Both Ginsparg and Roberts point out that part of the plagiarism problem may stem from different cultural norms in an increasingly international scientific community. It's a problem that Dr. Roberts thinks may be exacerbated by the fact that English is a second language for many scientists; the temptation to "borrow" well-written English phrases can be strong. He suggests that part of the solution is to expand the role of courses in scientific ethics at universities. Roberts feels strongly that these courses need to be strengthened by the inclusion of case studies and kept up-to-date by the adding a discussion of issues such as image manipulation via software.

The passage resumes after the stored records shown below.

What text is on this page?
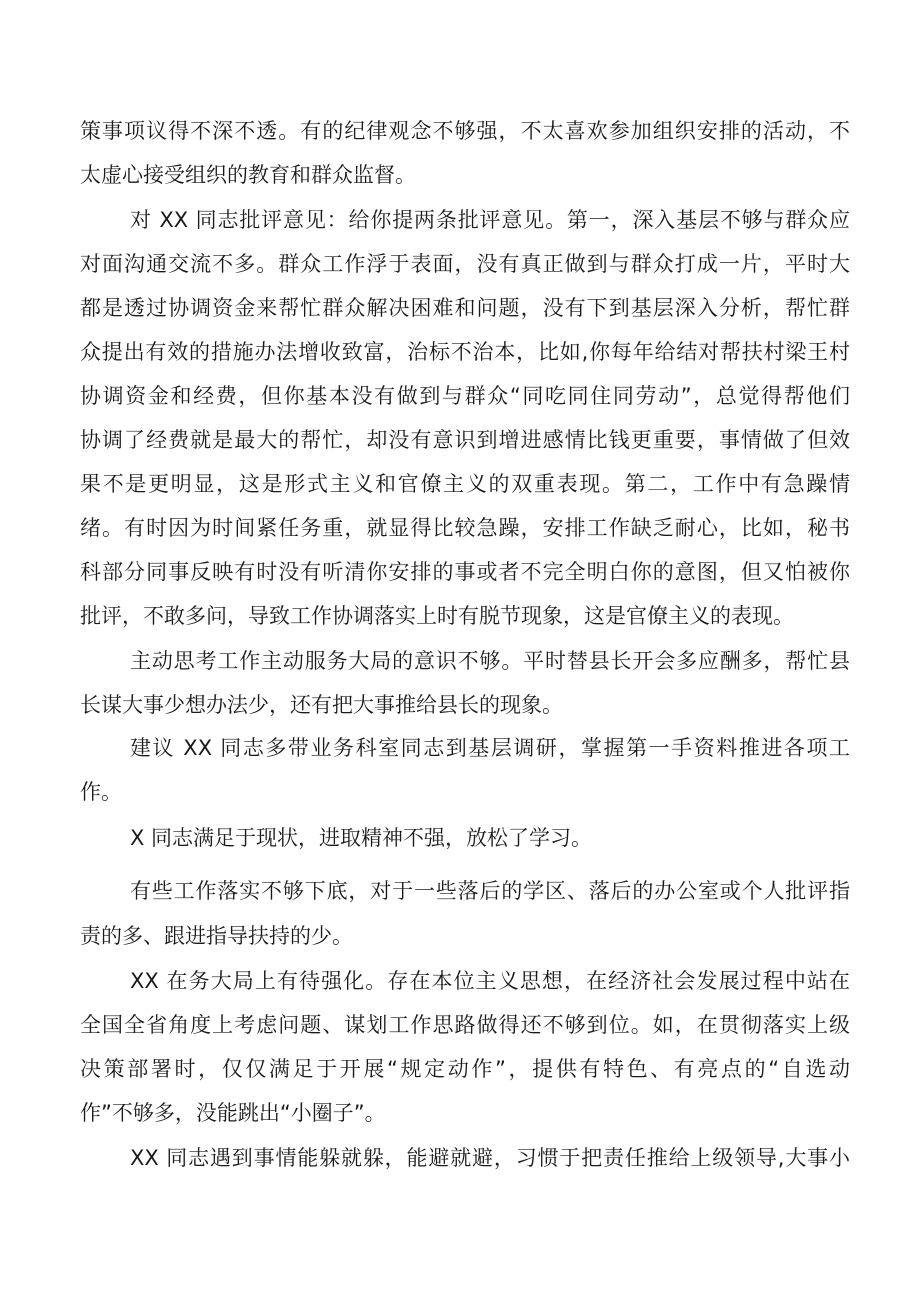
策事项议得不深不透。有的纪律观念不够强，不太喜欢参加组织安排的活动，不
太虚心接受组织的教育和群众监督。
对 XX 同志批评意见：给你提两条批评意见。第一，深入基层不够与群众应
对面沟通交流不多。群众工作浮于表面，没有真正做到与群众打成一片，平时大
都是透过协调资金来帮忙群众解决困难和问题，没有下到基层深入分析，帮忙群
众提出有效的措施办法增收致富，治标不治本，比如,你每年给结对帮扶村梁王村
协调资金和经费，但你基本没有做到与群众“同吃同住同劳动”，总觉得帮他们
协调了经费就是最大的帮忙，却没有意识到增进感情比钱更重要，事情做了但效
果不是更明显，这是形式主义和官僚主义的双重表现。第二，工作中有急躁情
绪。有时因为时间紧任务重，就显得比较急躁，安排工作缺乏耐心，比如，秘书
科部分同事反映有时没有听清你安排的事或者不完全明白你的意图，但又怕被你
批评，不敢多问，导致工作协调落实上时有脱节现象，这是官僚主义的表现。
主动思考工作主动服务大局的意识不够。平时替县长开会多应酬多，帮忙县
长谋大事少想办法少，还有把大事推给县长的现象。
建议 XX 同志多带业务科室同志到基层调研，掌握第一手资料推进各项工
作。
X 同志满足于现状，进取精神不强，放松了学习。
有些工作落实不够下底，对于一些落后的学区、落后的办公室或个人批评指
责的多、跟进指导扶持的少。
XX 在务大局上有待强化。存在本位主义思想，在经济社会发展过程中站在
全国全省角度上考虑问题、谋划工作思路做得还不够到位。如，在贯彻落实上级
决策部署时，仅仅满足于开展“规定动作”，提供有特色、有亮点的“自选动
作”不够多，没能跳出“小圈子”。
XX 同志遇到事情能躲就躲，能避就避，习惯于把责任推给上级领导,大事小
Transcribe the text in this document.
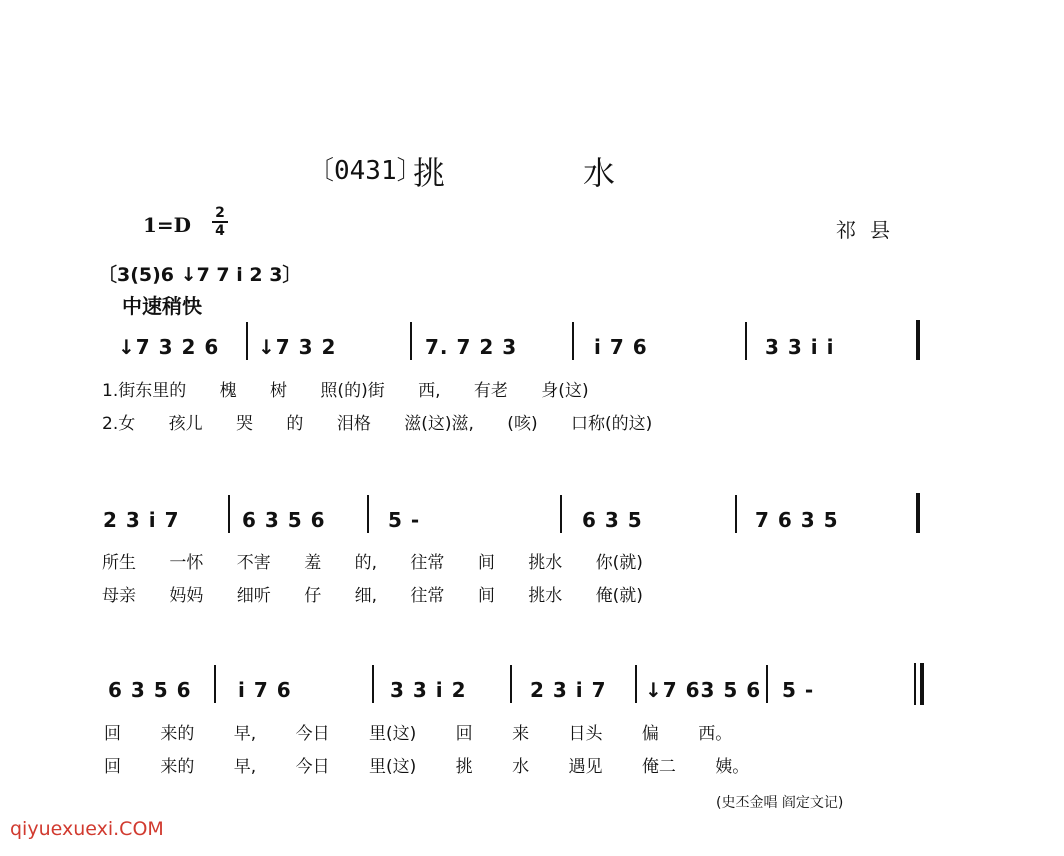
〔0431〕
挑	水
1=D 2
4	祁县
〔3(5)6 ↓7 7 i 2 3〕
中速稍快
↓7 3 2 6 ↓7 3 2	7. 7 2 3	i 7 6	3 3 i i
1.街东里的 槐 树 照(的)街 西, 有老 身(这)
2.女 孩儿 哭 的 泪格 滋(这)滋, (咳) 口称(的这)
2 3 i 7	6 3 5 6	5 -	6 3 5	7 6 3 5
所生 一怀 不害 羞 的, 往常 间 挑水 你(就)
母亲 妈妈 细听 仔 细, 往常 间 挑水 俺(就)
6 3 5 6 i 7 6	3 3 i 2	2 3 i 7 ↓7 63 5 6 5 -
回 来的 早, 今日 里(这) 回 来 日头 偏 西。
回 来的 早, 今日 里(这) 挑 水 遇见 俺二 姨。
(史丕金唱 阎定文记)
qiyuexuexi.COM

As a result of his experience, Dr. Roberts has instituted strict guidelines for the handling of digital images in his lab, but he finds that few others have considered instituting preventative practices. "Investigators have to think about the integrity of their data and making sure that raw data, as much as possible, is put in a read-only file," he said. "The initial raw image needs to stay in a lock box." Again, however, this solution does not extend to the publishing community; Roberts never had to provide any raw data as part of the peer review process, an experience that's typical for most submitted manuscripts.

Until journals institute standards that are likely to catch more instances of fraud, the burden of maintaining scientific integrity will fall outside of the peer review process and remain in the hands of individual investigators. It will require them to strike a balance between encouraging independence and the exchange of data with keeping close watch on those who work for them while enforcing robust standards for data maintenance. To an extent, it seems to require a paranoia that's somewhat antithetical to the open exchange of scientific ideas. As Roberts said, "I'm going to be much more suspicious of things from now on, and I'm not sure that's entirely a good thing. This takes a huge piece out of you in terms of your optimism about science."